Bakso adalah salah satu makanan olahan yang berasal dari daging. ada beberapa bumbu yanga biasa dimasukkan kedalam adonan bakso agar rasa bakso lebih enak diantaranya adalah bawang putih. Selain untuk menambah kelezatan bakso biasanya pembuat bakso juga menambahkan zat kimia untuk mengawetkan dan memperindah bakso. Menurut Tarwiyal (2001) bakso yang bermutu bagus dapat dibuat tanpa penambahan bahan kimia apapun. Tapi pada kenyataanya banyak pembuat bakso yang menambahkan zat kimia pada baksonya. Menurut Wibowo (2006) Beberapa pedagang baso sering menggunakanbahan tambahan pada produknya, seperti bahan pemutih, bahan pengawet, boraks,fosfat (STPP), dan tawas.
Pengolahan bakso meliputi aspek penyediaan bahan baku yaitu daging, tepung pati dan cara pengolahannya. Bahan tambahan yang biasanya digunakan dalam pembuatan bakso adalah garam, es atau air es dan bumbu-­bumbu.

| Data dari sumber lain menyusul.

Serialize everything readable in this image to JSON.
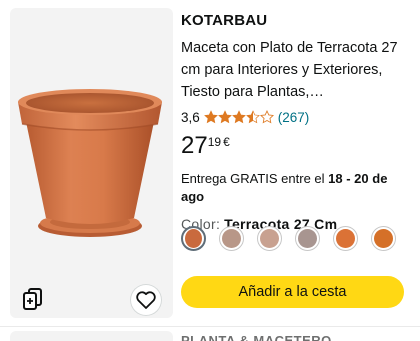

Tujuan penggilingan daging adalah mencacah dan meningkatkan keseragaman ukuran serabut otot dan jaringan ikat schingga distribusinya dapat merata. Selain itu emulsi yang terbentuk akan lebih stabil (Purnomo, 1990).
Tekstur bakso ditentukan oleh kandungan air, kadar lemak, dan jenis karbohidrat. Tekstur yang didapat dari semua bakso ini yaitu agak halus. Hal ini dapat disebabkan pencampuran kacang yang tidak ditumbuk dengan halus pada bakso kacang, kentang yang tidak halus pada bakso kentang dan penambahan ebi serta jamur pada bakso jambi. Kandungan air yang tinggi akan menghasilkan bakso dengan tekstur yang lembek, begitu juga dengan kadar lemak yang tinggi akan menghasilkan bakso dengan tekstur yang berlubang-lubang (Octavianie, 2002). Bahan-bahan bakso terdiri dari bahan utama dan bahan tambahan. Bahan utama bakso adala daging, sedangkan bahan tambahan baks adalah bahan pengisi, garam, es atau air es, bumbu-bumbu seperti lada, serta bahan penyedap   (Sunarlim, 1992).
Bakso merupakan salah satu produk olahan daging yang banyak dikonsumsi dan sangat popular di kalangan masyarakat. Pengolahan daging menjadi bakso bertujuan untuk memperpanjang daya simpan, meningkatkan nilai estetika, dan meningkatkan nilai ekonomis. Bakso merupakan produk olahan daging/ ikan/ tahu/ bahan lain yang telah dihaliskan, dicampur dengan bumbu dan tepung kemudian dibentuk bulat – bulat dengan diameter 2-4 cm atau sesuai dengan selera (Wibowo, 1999).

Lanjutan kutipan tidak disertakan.